Monkeypox typically presents clinically with fever, rash and swollen lymph nodes and may lead to a range of medical complications. Treatment is directed to alleviate symptoms, manage complications and prevent long-term consequences. As with all virals, patients should increase their intake of fluids and nutritious food. Secondary bacterial infections are to be treated as required.

How to prevent monkeypox infection?

One of the ways to prevent monkeypox infection from spreading is screening. Testing for the monkeypox virus, which was once very limited, is now more available. Increased and rapid identification of new cases helps in outbreak containment. Those in close contact with the patient, like health care workers, those handling specimens and their household members who are involved in patient care are most at risk to get infected. It is expected to implement standard infection control precautions in the above cases. It is suggested that persons previously vaccinated against smallpox should be selected for patient care.
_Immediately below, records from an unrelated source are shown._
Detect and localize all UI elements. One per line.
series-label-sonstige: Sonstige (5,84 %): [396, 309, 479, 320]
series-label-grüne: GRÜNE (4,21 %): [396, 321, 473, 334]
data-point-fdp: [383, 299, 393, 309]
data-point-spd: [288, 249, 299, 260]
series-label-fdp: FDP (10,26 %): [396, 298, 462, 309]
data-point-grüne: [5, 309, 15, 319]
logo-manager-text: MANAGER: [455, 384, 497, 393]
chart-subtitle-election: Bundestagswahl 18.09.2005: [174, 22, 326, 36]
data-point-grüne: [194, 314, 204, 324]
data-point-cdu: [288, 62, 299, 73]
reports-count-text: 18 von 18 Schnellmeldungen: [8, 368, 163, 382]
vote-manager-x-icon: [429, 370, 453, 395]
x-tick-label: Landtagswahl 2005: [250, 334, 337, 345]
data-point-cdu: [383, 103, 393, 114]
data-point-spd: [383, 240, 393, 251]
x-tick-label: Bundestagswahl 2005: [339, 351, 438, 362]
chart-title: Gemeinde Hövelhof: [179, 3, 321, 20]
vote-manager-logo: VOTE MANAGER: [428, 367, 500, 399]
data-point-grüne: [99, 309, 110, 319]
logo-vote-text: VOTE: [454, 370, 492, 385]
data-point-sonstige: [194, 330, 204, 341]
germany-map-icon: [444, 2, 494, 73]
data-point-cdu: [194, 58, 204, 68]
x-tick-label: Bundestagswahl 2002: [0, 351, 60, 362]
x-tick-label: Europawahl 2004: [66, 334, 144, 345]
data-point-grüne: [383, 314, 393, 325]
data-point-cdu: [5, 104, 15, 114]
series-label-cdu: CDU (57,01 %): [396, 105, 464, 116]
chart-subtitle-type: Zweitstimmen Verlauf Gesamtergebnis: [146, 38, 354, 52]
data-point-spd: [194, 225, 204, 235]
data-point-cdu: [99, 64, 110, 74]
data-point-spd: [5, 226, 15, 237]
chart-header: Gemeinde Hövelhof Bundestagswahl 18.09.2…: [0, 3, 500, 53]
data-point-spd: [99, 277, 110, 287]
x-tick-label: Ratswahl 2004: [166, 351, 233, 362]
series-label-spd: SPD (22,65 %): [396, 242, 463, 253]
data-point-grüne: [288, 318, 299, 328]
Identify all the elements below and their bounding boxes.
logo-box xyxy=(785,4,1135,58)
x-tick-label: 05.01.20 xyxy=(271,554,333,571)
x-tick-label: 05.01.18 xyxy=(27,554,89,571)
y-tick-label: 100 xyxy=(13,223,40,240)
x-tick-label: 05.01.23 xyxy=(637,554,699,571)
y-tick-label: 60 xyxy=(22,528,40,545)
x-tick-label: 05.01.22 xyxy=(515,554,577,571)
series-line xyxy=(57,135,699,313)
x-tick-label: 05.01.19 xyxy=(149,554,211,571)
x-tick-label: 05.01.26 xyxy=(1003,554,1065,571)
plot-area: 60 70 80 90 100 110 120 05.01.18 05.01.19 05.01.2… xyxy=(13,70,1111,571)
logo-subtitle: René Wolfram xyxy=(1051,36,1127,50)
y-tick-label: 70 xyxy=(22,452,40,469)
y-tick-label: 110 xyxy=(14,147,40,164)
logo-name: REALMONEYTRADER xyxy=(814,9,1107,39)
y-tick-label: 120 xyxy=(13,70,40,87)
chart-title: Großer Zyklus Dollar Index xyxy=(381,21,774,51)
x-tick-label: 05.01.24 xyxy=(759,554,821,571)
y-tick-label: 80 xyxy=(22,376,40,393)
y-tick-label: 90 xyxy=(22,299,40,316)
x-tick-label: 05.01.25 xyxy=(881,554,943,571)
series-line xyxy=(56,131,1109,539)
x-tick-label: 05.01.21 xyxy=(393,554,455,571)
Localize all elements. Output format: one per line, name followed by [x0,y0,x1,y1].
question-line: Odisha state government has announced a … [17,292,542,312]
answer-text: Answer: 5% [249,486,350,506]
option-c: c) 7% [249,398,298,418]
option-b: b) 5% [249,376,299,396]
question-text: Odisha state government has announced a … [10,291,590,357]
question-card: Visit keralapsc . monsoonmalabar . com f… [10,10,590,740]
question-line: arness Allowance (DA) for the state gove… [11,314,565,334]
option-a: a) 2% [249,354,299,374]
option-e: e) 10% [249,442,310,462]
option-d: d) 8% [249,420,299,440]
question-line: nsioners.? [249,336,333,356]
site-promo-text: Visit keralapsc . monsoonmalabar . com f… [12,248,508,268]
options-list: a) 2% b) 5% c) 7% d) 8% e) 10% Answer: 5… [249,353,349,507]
Also, reducing the risk of zoonotic transmission becomes necessary. In the last several years, most new diseases or old infections that have resurfaced have resulted from a primary, animal-to-human transmission. Unprotected contact with wild animals, especially those that are sick or dead, including their meat, blood and other parts must be avoided. Additionally, all foods containing animal meat or parts must be thoroughly cooked before eating.

Even as WHO has declared monkeypox to be a public health emergency, ICMR, India’s apex medical research institute has asked pharmaceutical companies to develop a vaccine against the monkeypox virus. According to doctors, those under 42 years of age are at risk since they haven't received smallpox vaccination. Some Indian states have passed an order to reserve beds in COVID-designated hospitals for a possible outbreak. Screenings have been increased in many states and a 21 day isolation period has been announced in others for confirmed cases.